Requirement for new details on national pupil database stirs claims of potential data sharing for immigration controls

New rules requiring schools to collect details of every pupil’s country of birth, for addition to the national pupil database, have sparked a furious row about data privacy.

More than 20 organisations and individuals, including the human rights group Liberty, have urged parents to boycott the move, introduced for the new school year.

They fear the information could be made available to immigration officials, in effect turning school administrators into “border guards”.

A joint letter states “Our grave concern is that the new data collected will be shared with the Home Office and therefore potentially used for immigration enforcement purposes.

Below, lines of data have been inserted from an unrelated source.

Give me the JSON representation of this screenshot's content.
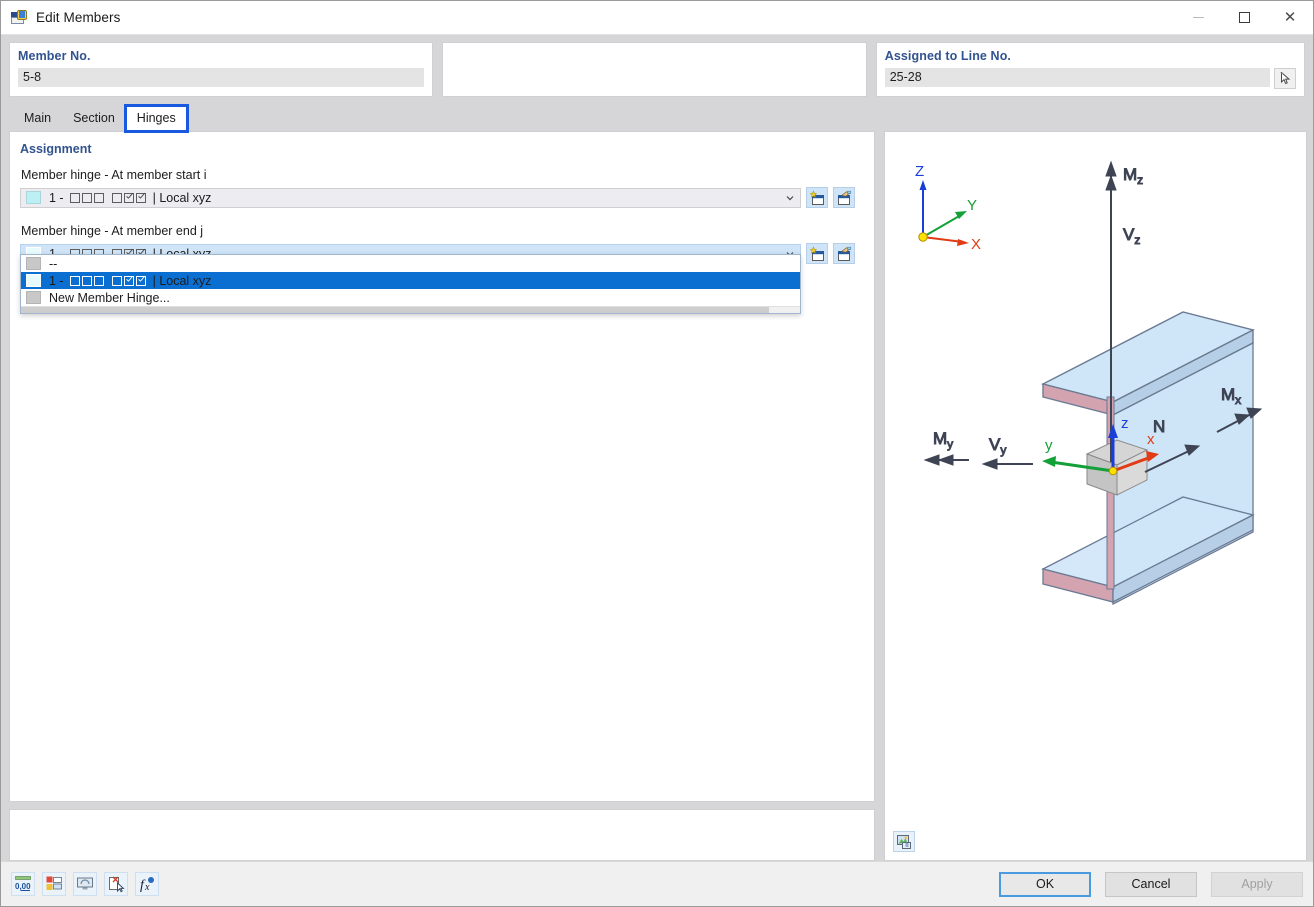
{
  "window": {
    "title": "Edit Members",
    "icon": "member-edit-icon",
    "controls": {
      "minimize": "—",
      "maximize": "□",
      "close": "✕"
    }
  },
  "header": {
    "member_no": {
      "label": "Member No.",
      "value": "5-8"
    },
    "middle": {
      "label": "",
      "value": ""
    },
    "assigned_line": {
      "label": "Assigned to Line No.",
      "value": "25-28",
      "pick_icon": "pick-cursor-icon"
    }
  },
  "tabs": [
    {
      "label": "Main",
      "active": false
    },
    {
      "label": "Section",
      "active": false
    },
    {
      "label": "Hinges",
      "active": true
    }
  ],
  "assignment": {
    "section_title": "Assignment",
    "start": {
      "label": "Member hinge - At member start i",
      "value": "1 -  □□□  □☑☑ | Local xyz",
      "value_prefix": "1 -",
      "value_suffix": "| Local xyz",
      "new_button": "new-member-hinge-button",
      "edit_button": "edit-member-hinge-button"
    },
    "end": {
      "label": "Member hinge - At member end j",
      "value": "1 -  □□□  □☑☑ | Local xyz",
      "value_prefix": "1 -",
      "value_suffix": "| Local xyz",
      "new_button": "new-member-hinge-button",
      "edit_button": "edit-member-hinge-button",
      "expanded": true
    },
    "dropdown_options": [
      {
        "label": "--",
        "prefix": "--",
        "suffix": "",
        "type": "none",
        "selected": false
      },
      {
        "label": "1 -  □□□  □☑☑ | Local xyz",
        "prefix": "1 -",
        "suffix": "| Local xyz",
        "type": "hinge",
        "selected": true
      },
      {
        "label": "New Member Hinge...",
        "prefix": "New Member Hinge...",
        "suffix": "",
        "type": "new",
        "selected": false
      }
    ]
  },
  "visualization": {
    "global_axes": {
      "x": "X",
      "y": "Y",
      "z": "Z"
    },
    "local_axes": {
      "x": "x",
      "y": "y",
      "z": "z"
    },
    "internal_forces": [
      {
        "name": "Mz",
        "kind": "moment"
      },
      {
        "name": "Vz",
        "kind": "force"
      },
      {
        "name": "Mx",
        "kind": "moment"
      },
      {
        "name": "N",
        "kind": "force"
      },
      {
        "name": "My",
        "kind": "moment"
      },
      {
        "name": "Vy",
        "kind": "force"
      }
    ],
    "render_button": "render-preview-icon",
    "colors": {
      "x_axis": "#e03b14",
      "y_axis": "#14a038",
      "z_axis": "#1a3ed8",
      "flange": "#c99aa8",
      "web": "#bddcf5"
    }
  },
  "toolbar": [
    {
      "name": "decimal-places-icon",
      "label": "0.00"
    },
    {
      "name": "units-icon",
      "label": ""
    },
    {
      "name": "display-properties-icon",
      "label": ""
    },
    {
      "name": "deactivate-icon",
      "label": ""
    },
    {
      "name": "formula-icon",
      "label": "f(x)"
    }
  ],
  "footer_buttons": [
    {
      "label": "OK",
      "state": "default-focused",
      "name": "ok-button"
    },
    {
      "label": "Cancel",
      "state": "normal",
      "name": "cancel-button"
    },
    {
      "label": "Apply",
      "state": "disabled",
      "name": "apply-button"
    }
  ]
}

“We have already seen data sharing between the Home Office and other departments increase since the Government announced its commitment to creating a 'hostile environment' for undocumented migrants.

“Such measures deter vulnerable children and families from accessing essential services, exercising their human rights, and participating on an equal basis.”

Census expansion

The row follows the decision to expand the school census, “in line with the national population census”, the Department for Education (DfE) told schools last May.

Disclosure of country-of-birth details is not compulsory, but a report by the online magazine Schools Week found that many schools were demanding copies of pupils' passports.

Gracie Mae Bradley, from Against Borders for Children, which is leading the campaign, described it as “risky and unnecessary”.

She said: “School should be a place where all children are treated equally.

“In the context of a 'hostile environment' in which employers, landlords and even healthcare workers are being turned into border guards, we believe this new requirement could be used to add school administrators to the list.

“We are deeply concerned that this data will be made available, without time limit, much more widely outside the schools system, which cannot be acceptable.”

Performance issues

But a DfE spokesperson said: “This data will be used to help us better understand how children with, for example, English as an additional language, perform in terms of their broader education, and to assess and monitor the scale and impact immigration may be having on the schools sector.

“Data on pupils' country of birth, nationality and level of English proficiency is collected through the school census in line with the national population census.

“These data items will not be passed to the Home Office. They are solely for internal Department for Education use.”